Same way japanese swordsmanship has no stake in relation to european, etc.      

I have done a TL;DR currently, but i will read the post and put a reply to it below.


----------



## Flying Crane (Feb 8, 2020)

Seems to me I saw a video once of a bullet shot at the edge of a sword, might have been a katana, and might have been .50 cal. My memory is a bit hazy.  I don’t remember if the bullet was jacketed or bare lead.  Anyways, the bullet was split in two when it hit the sword edge, and it seemed to me that the blade and edge were not damaged. At least as far as I could tell on the video.

I think this speaks volumes for the toughness and durability of a sword edge, when made of an appropriate steel, by a skilled craftsman.


----------



## Flying Crane (Feb 8, 2020)

Here is an episode of Forged in Fire, where they test the sword blades by splitting a .45 cal. Bullet across the edge.  Looks like there is no edge damage. 

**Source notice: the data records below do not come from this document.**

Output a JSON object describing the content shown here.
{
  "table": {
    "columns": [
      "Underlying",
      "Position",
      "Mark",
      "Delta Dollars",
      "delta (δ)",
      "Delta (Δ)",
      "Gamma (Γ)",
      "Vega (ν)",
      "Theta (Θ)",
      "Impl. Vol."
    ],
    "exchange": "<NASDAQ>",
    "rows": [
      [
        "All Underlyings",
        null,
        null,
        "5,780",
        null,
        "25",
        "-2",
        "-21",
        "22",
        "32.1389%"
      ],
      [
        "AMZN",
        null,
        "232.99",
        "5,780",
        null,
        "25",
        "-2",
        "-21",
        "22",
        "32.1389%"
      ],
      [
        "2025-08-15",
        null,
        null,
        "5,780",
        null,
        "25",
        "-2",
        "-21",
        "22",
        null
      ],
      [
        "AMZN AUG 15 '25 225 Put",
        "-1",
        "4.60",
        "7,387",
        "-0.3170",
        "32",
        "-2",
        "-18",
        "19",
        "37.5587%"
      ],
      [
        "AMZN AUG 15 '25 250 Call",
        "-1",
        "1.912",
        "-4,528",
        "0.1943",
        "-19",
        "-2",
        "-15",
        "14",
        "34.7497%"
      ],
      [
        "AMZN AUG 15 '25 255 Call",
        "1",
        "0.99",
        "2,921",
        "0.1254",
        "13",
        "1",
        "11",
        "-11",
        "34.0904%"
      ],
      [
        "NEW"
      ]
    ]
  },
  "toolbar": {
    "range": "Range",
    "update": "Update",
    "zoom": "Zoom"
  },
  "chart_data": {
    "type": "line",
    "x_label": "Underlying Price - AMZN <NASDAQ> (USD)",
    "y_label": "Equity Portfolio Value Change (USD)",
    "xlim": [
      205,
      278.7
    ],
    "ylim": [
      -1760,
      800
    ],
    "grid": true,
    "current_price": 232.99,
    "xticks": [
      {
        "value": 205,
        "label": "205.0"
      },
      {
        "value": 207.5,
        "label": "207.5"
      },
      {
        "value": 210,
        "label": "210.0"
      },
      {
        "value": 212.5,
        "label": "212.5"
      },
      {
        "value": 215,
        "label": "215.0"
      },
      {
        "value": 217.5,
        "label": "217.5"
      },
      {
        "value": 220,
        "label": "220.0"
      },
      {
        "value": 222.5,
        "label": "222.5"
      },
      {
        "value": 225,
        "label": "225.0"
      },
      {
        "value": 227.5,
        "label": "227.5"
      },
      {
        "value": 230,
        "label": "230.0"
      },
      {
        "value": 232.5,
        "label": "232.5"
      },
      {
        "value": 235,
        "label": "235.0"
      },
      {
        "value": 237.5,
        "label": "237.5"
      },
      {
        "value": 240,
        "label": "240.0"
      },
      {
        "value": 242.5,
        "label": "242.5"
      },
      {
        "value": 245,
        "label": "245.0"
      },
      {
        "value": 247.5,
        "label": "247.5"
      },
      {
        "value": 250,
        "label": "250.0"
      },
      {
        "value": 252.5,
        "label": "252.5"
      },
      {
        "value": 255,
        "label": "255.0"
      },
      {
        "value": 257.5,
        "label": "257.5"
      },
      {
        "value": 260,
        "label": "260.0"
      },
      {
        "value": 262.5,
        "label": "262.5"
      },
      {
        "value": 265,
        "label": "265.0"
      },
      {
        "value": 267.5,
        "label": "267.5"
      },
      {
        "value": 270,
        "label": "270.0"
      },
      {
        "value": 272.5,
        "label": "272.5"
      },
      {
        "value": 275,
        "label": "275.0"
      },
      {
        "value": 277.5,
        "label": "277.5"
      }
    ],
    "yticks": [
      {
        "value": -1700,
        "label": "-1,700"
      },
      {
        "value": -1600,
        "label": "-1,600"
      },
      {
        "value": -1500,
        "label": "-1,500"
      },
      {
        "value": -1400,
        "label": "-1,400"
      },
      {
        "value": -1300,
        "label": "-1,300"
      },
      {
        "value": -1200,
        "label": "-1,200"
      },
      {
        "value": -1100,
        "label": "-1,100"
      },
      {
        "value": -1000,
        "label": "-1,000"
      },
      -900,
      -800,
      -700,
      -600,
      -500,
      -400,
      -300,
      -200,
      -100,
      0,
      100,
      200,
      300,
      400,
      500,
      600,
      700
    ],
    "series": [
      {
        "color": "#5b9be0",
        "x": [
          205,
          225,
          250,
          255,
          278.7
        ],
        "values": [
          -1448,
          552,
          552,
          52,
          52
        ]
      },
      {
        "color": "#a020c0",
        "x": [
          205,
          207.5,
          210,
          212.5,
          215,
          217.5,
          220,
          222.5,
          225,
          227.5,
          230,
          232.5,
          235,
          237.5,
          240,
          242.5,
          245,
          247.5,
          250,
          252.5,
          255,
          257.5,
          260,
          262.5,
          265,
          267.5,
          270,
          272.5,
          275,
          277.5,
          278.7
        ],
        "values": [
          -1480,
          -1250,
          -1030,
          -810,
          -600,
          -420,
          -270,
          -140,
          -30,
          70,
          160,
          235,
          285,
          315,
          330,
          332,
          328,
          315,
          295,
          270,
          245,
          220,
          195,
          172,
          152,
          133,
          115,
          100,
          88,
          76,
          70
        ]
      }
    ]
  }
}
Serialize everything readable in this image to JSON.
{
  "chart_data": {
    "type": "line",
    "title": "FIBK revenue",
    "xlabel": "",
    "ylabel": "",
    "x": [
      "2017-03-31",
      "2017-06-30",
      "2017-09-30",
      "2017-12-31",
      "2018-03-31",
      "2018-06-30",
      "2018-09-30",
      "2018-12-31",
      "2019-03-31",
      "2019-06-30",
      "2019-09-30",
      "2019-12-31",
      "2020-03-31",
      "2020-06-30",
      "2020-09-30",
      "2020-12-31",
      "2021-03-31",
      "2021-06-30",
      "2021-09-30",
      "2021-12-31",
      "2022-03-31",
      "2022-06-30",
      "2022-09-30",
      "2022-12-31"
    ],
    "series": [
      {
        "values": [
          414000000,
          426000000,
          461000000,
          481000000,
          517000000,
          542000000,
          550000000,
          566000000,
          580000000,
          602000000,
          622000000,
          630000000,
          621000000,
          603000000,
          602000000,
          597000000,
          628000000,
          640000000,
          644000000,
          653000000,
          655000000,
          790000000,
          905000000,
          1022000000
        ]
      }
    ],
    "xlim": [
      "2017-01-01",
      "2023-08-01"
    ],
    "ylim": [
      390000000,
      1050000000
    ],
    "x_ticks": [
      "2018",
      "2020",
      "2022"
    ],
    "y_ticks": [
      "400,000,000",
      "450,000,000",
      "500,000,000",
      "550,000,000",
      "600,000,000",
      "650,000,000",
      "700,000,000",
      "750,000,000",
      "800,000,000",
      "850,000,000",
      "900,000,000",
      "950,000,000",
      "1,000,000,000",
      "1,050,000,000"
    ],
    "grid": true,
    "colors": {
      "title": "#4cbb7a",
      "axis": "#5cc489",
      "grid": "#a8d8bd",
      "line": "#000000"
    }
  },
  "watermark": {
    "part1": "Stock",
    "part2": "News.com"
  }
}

I’ve seen other programs highlighting trick shooters who were doing things like splitting bullets on knife blades and tomahawk heads.


----------



## Christopher Adamchek (Feb 13, 2020)

Blindside said:


> Something I filmed a couple of years ago.
> 
> 
> 
> ...



lot of great points in this thread 
reducing blade damage with the side or back 
not over worrying if there is edge to edge if it happens 
the edge to edge can help control and entries 
in relation to this video a point you didnt mention is that if to do go edge to end is to avoid perfectly perpendicular edge to edge gives you the edge effect while also reducing edge damage


----------